The microbiota-metabolism-immunity triangle demands attention. Through dietary interventions, faecal microbial transplant, prebiotics, and probiotics, host anti-tumour immunity can be enhanced by promoting beneficial bacteria and their metabolites. Optimising gut health through targeted nutritional strategies may amplify both conventional and emerging cancer therapy benefits.
Timing and context are everything. Just as lactate’s effects depend on pH and cellular environment, nutritional interventions must be thoughtfully timed relative to treatment cycles to maximise benefit and minimise interference.

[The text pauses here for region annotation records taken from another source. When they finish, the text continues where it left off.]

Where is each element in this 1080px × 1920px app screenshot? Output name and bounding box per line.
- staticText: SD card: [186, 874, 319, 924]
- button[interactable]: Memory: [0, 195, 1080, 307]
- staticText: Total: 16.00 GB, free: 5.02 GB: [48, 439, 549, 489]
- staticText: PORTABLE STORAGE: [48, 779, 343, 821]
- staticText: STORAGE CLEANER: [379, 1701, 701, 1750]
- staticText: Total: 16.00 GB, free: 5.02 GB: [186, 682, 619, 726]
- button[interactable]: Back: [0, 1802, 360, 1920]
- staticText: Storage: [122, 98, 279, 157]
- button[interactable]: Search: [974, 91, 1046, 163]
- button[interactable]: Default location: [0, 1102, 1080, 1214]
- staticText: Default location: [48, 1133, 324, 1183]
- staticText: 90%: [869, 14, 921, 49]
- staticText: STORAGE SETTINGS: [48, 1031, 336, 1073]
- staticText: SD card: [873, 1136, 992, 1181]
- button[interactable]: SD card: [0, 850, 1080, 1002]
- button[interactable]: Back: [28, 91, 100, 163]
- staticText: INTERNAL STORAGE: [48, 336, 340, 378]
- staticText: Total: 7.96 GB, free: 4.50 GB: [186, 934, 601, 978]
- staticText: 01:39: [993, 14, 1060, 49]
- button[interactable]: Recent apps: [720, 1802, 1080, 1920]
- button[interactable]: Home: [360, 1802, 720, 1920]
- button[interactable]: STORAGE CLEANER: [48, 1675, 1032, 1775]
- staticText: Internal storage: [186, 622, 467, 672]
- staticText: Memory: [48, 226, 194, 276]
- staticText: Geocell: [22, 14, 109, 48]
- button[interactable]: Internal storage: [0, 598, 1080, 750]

The future of oncology nutrition lies in understanding these complex interactions and translating them into actionable, evidence-based protocols supporting both treatment efficacy and quality of life.
Practical Takeaways
For Cancer Patients
- Maintain regular physical activity: Moderate to vigorous exercise may enhance immune function through lactate-mediated mechanisms
- Optimise gut health: A diverse, fibre-rich diet supports beneficial microbial populations
- Consider timing: Discuss with your oncology team whether exercise should be timed relative to immunotherapy treatments
- Avoid unnecessary antibiotics: Preserve microbiome diversity when possible
For Healthcare Practitioners
- Integrate exercise prescriptions: Include structured physical activity as comprehensive cancer care
- Support microbiome health: Implement dietary strategies promoting beneficial microbial populations
- Collaborate across specialities: Work with exercise physiologists, dietitians, and oncologists for integrated care
- Stay updated: This rapidly evolving field requires continuous education
Conclusion: Rethinking Lactate in Cancer Care
The journey from viewing lactate as metabolic waste to recognising it as a powerful immune modulator represents a fundamental shift in cancer biology. As we continue unravelling complex relationships between metabolism, immunity, and the microbiome, lactate stands as testament to biological sophistication a single molecule capable of vastly different effects depending on context.
The future of cancer treatment may include prescribed exercise protocols, carefully timed lactate supplementation, microbiome optimisation, and metabolically informed immunotherapy all working synergistically. For patients, practitioners, and researchers alike, the lactate story reminds us that sometimes the most powerful therapeutic tools are those the body already possesses; we simply need to understand how to leverage them effectively.